No message is clearer in its gifts to both sides of this weird black and blue yin-yang that I’ve given my life over to. Passover is the holiday where the enslaved go free, where the sour and the puffed up are tossed to the wind, burnt to a crisp, trodden underground for a new, uncomplicated and uncomfortable hardtack. The ancient Israelites asked for freedom, and G-d gave them bread (matzah) and water (the splitting of the sea of reeds) and everyone looked around and said, “That’s it? This is what we’ve been waiting for?” In a similar way the Kotzker Rebbe told the story of a non-Jewish guest who was invited to a seder (Passover ritual meal) and promised a sumptuous feast with wine. The guest felt teased by the initial morsels of herbs and potato and cups of wine and finally stormed out when he felt he had enough. The next day the Kotzker explained, the stuffed satisfied Jew knocked on his neighbors’ shutters and told him, “Had you waited just one more minute, you would have had the feast of your life!”

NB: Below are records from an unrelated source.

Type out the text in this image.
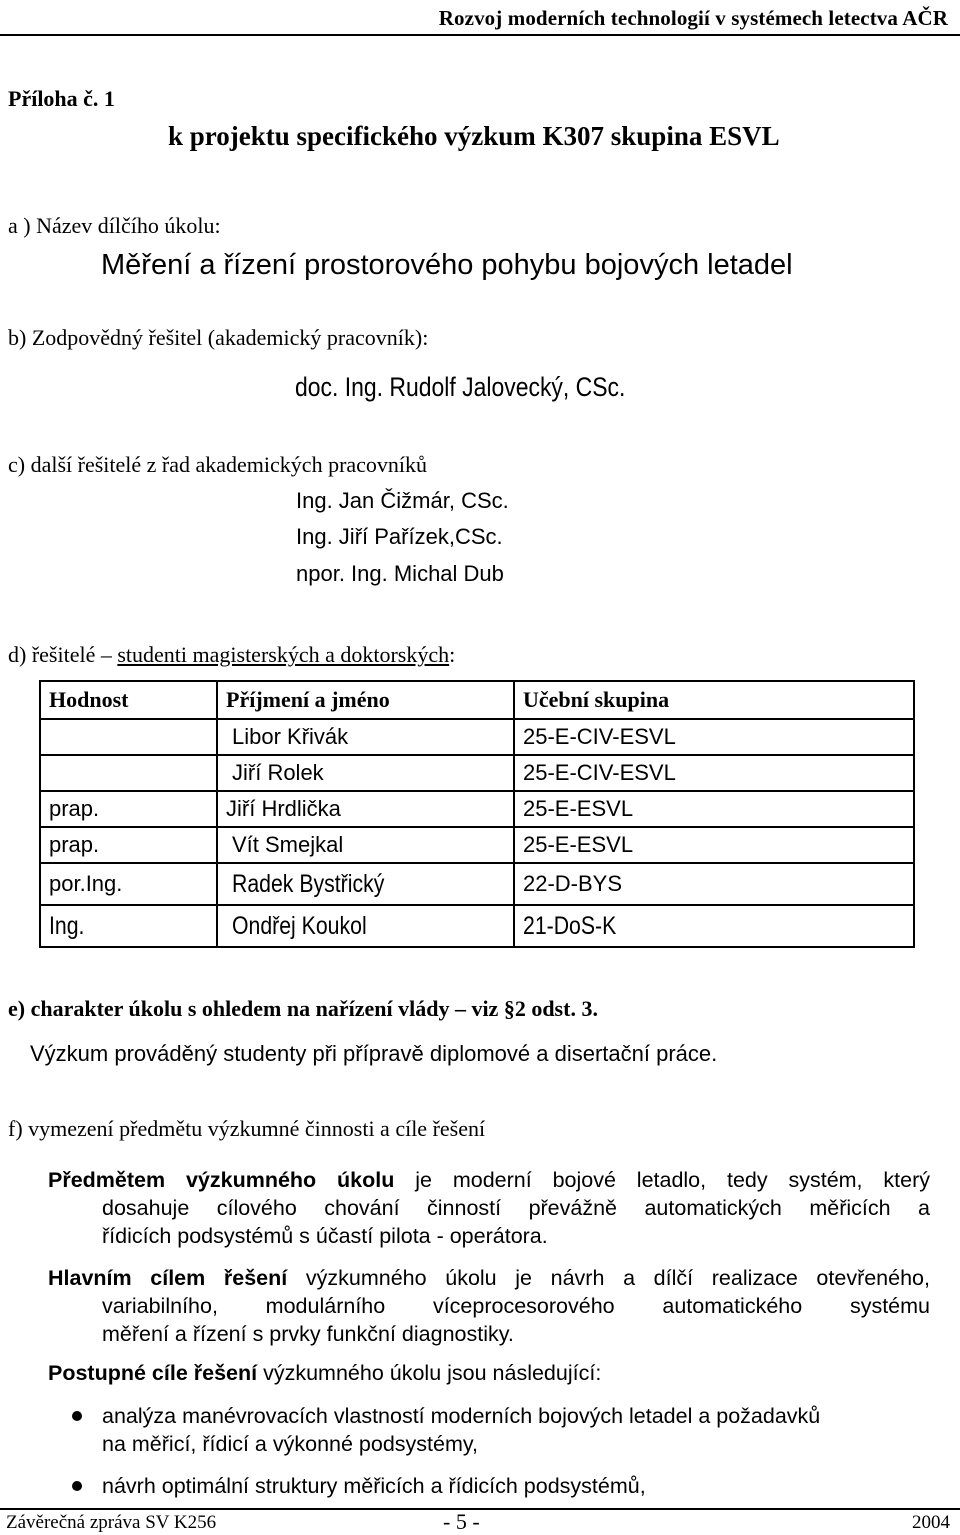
Rozvoj moderních technologií v systémech letectva AČR
Příloha č. 1
k projektu specifického výzkum K307 skupina ESVL
a ) Název dílčího úkolu:
Měření a řízení prostorového pohybu bojových letadel
b) Zodpovědný řešitel (akademický pracovník):
doc. Ing. Rudolf Jalovecký, CSc.
c) další řešitelé z řad akademických pracovníků
Ing. Jan Čižmár, CSc.
Ing. Jiří Pařízek,CSc.
npor. Ing. Michal Dub
d) řešitelé – studenti magisterských a doktorských:
Hodnost	Příjmení a jméno	Učební skupina
	Libor Křivák	25-E-CIV-ESVL
	Jiří Rolek	25-E-CIV-ESVL
prap.	Jiří Hrdlička	25-E-ESVL
prap.	Vít Smejkal	25-E-ESVL
por.Ing.	Radek Bystřický	22-D-BYS
Ing.	Ondřej Koukol	21-DoS-K
e) charakter úkolu s ohledem na nařízení vlády – viz §2 odst. 3.
Výzkum prováděný studenty při přípravě diplomové a disertační práce.
f) vymezení předmětu výzkumné činnosti a cíle řešení
Předmětem výzkumného úkolu je moderní bojové letadlo, tedy systém, který
dosahuje cílového chování činností převážně automatických měřicích a
řídicích podsystémů s účastí pilota - operátora.
Hlavním cílem řešení výzkumného úkolu je návrh a dílčí realizace otevřeného,
variabilního, modulárního víceprocesorového automatického systému
měření a řízení s prvky funkční diagnostiky.
Postupné cíle řešení výzkumného úkolu jsou následující:
analýza manévrovacích vlastností moderních bojových letadel a požadavků
na měřicí, řídicí a výkonné podsystémy,
návrh optimální struktury měřicích a řídicích podsystémů,
Závěrečná zpráva SV K256	- 5 -	2004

When I first started my journey, I didn’t have patience for the way people were confused and often annoyed with my path. I didn’t understand that the narrow place I felt captive to was not forever and that a wilderness awaited me. I didn’t get that I had to have patience and be ready to start all over again. Now I do, the lessons of life are always holistic, always cyclical, self-informing, and devastatingly harsh in their simplicity.
I don’t know what people think Jewish food is. I think there is still a linger in the culture that sees Jewish food as a mass of things that goes on rye bread, cannot possibly be pronounced without gagging or producing mucus, is blessed by a rabbi and smells like fish, cabbage, harsh condiments and old people. Some even read some sort of sinister Kabbalistic workings into our recipes. I can tell you none of this true—Jewish food is a matter of text expressed on table. There is something truly profound about a cultural moment like Passover where this is made manifest, a moment where you are obligated to debate and discuss some of the most important questions and issues of human condition while debating and discussing the execution of your family’s heirloom recipes.
One of the reasons I am madly, passionately, head over soles in love with Judaism is unrestrained passion it has for questions, analysis, study, review, revision and that dance it seems to revel in between tradition and intellectual anarchy. This process is not always done with a book. Sometimes it’s lived out through folk and material culture, and with food—the scriptures of Torah and Talmud give a uniquely Jewish life and law to what could just be a means to suppressing hunger and hours later, a reason to read a magazine for ten minutes with your pants down. I am crazy about the fact that almost the entirety of the Jewish people will sit down tonight to discuss and debate the ancient lessons of slavery vs. freedom while using an edible Torah to process those lessons in their bodies—through all senses available to the eater. Doing this for 3,500 years is nothing short of a miracle.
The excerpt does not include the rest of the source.